How do I look at this growing massive mountain of seemingly improbable tasks, keep my head up, and bravely run at it straight on, with a kind of energy that surpasses all I have ever exerted on myself in my known memory? The monster laughs louder each day, and I cover my head in shame. It insists that I trudge on ahead towards the mountain... Knowing that I will eventually fall even deeper into its trap, and sink again into a sticky pool of consuming self-loathing and regret. I feel like I tried to hold the world in my arms, and it's punishing me for even trying.



I'll give you exhibit A:

With my prideful naiveté, I always thought that I am nearly unshakable, and strong enough to take up any physically enduring challenge that came my way... And this led me to join the cycling team, and this was partly because I always beat my brother in a cycling race. So, I set out to purchase a $300 bike from Amazon, in order that I begin this journey. You can surely see where this story is already headed. I didn’t want to recognize that it was the same old path of me trying to outsmart myself by sheer will. As I discovered, will can only take me so far. I remember a couple of years back reading the famous Robert Greene book- Mastery, and at one point he mentions the 10,000-hour rule. My mind refused to come to terms with this principle in my mind and I believed that I could will myself into the cycling team, overlooking all other commitments that I had, that took my time, forgetting that all the other cycling team members had put in hundreds if not thousands of hours into their cycling, but I had only put in a little over one or two hours a weekend! when I was a kid! So, when time came for practice runs, oh boy I pedaled. I pedaled on like a mindless hamster running endlessly around its wheel. And even as I watched the rest of the team break off from me, I pushed my body to catch up with them. But the more I pushed, the more they seemed to get farther and farther away, until they became itsy bitsy minute earthlings and faded into the horizon. I could still catch them on their way back, I told myself. However, I never saw them ever again! Not on their way back from the round trips nor on any other cycling runs. Because I just couldn't catch up with them while at the same time being the same person I was to other people, or even myself. I clearly had priorities in my Life, and somehow, I thought I could fit cycling into my schedule, while at the same time having my priorities in the same exact place and order. Some of my priorities had to certainly shift for me to realize the task of joining the cycling team, and I was too stubborn to let that happen. I wanted to build a new house on top of the old one... Without moving and changing something, or taking down the old house.

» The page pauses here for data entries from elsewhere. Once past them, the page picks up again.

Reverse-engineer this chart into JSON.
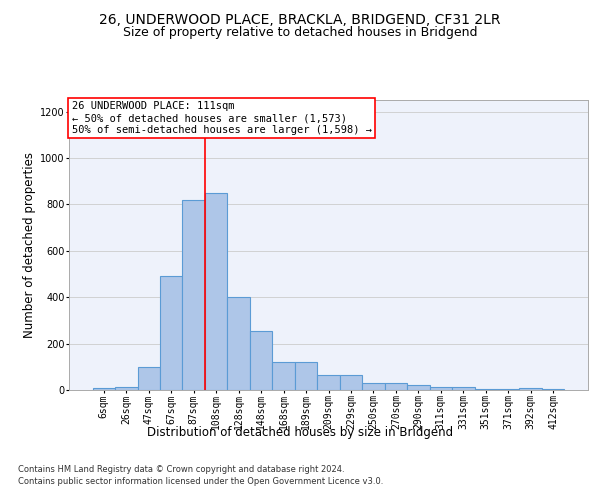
{
  "title_line1": "26, UNDERWOOD PLACE, BRACKLA, BRIDGEND, CF31 2LR",
  "title_line2": "Size of property relative to detached houses in Bridgend",
  "xlabel": "Distribution of detached houses by size in Bridgend",
  "ylabel": "Number of detached properties",
  "footer_line1": "Contains HM Land Registry data © Crown copyright and database right 2024.",
  "footer_line2": "Contains public sector information licensed under the Open Government Licence v3.0.",
  "annotation_line1": "26 UNDERWOOD PLACE: 111sqm",
  "annotation_line2": "← 50% of detached houses are smaller (1,573)",
  "annotation_line3": "50% of semi-detached houses are larger (1,598) →",
  "bar_labels": [
    "6sqm",
    "26sqm",
    "47sqm",
    "67sqm",
    "87sqm",
    "108sqm",
    "128sqm",
    "148sqm",
    "168sqm",
    "189sqm",
    "209sqm",
    "229sqm",
    "250sqm",
    "270sqm",
    "290sqm",
    "311sqm",
    "331sqm",
    "351sqm",
    "371sqm",
    "392sqm",
    "412sqm"
  ],
  "bar_heights": [
    10,
    15,
    100,
    490,
    820,
    850,
    400,
    255,
    120,
    120,
    65,
    65,
    30,
    30,
    20,
    15,
    15,
    5,
    5,
    10,
    5
  ],
  "bar_color": "#aec6e8",
  "bar_edge_color": "#5b9bd5",
  "vline_index": 5,
  "vline_color": "red",
  "annotation_box_color": "red",
  "ylim": [
    0,
    1250
  ],
  "yticks": [
    0,
    200,
    400,
    600,
    800,
    1000,
    1200
  ],
  "bg_color": "#eef2fb",
  "grid_color": "#cccccc",
  "title_fontsize": 10,
  "subtitle_fontsize": 9,
  "axis_label_fontsize": 8.5,
  "tick_fontsize": 7,
  "annotation_fontsize": 7.5,
  "footer_fontsize": 6
}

I have never understood disappointment, never known how to deal with disappointment, I dread disappointment, and I am not always super excited to stare disappointment at its face. But each time I take way more weight than my muscle can lift, disappointment comes knocking, and when I open the door, it knocks me down hard. Thus far, disappointments have only shown me that I barely know my limits in some things that I take on, and while I try to take them on bravely, I can only do so much.

My hope in sharing this, is that we learn to need each other in doing what lies beyond where your arm can stretch to- that they will hold you and by the sheer fact of having people around you that can do the rest, you can do your part best.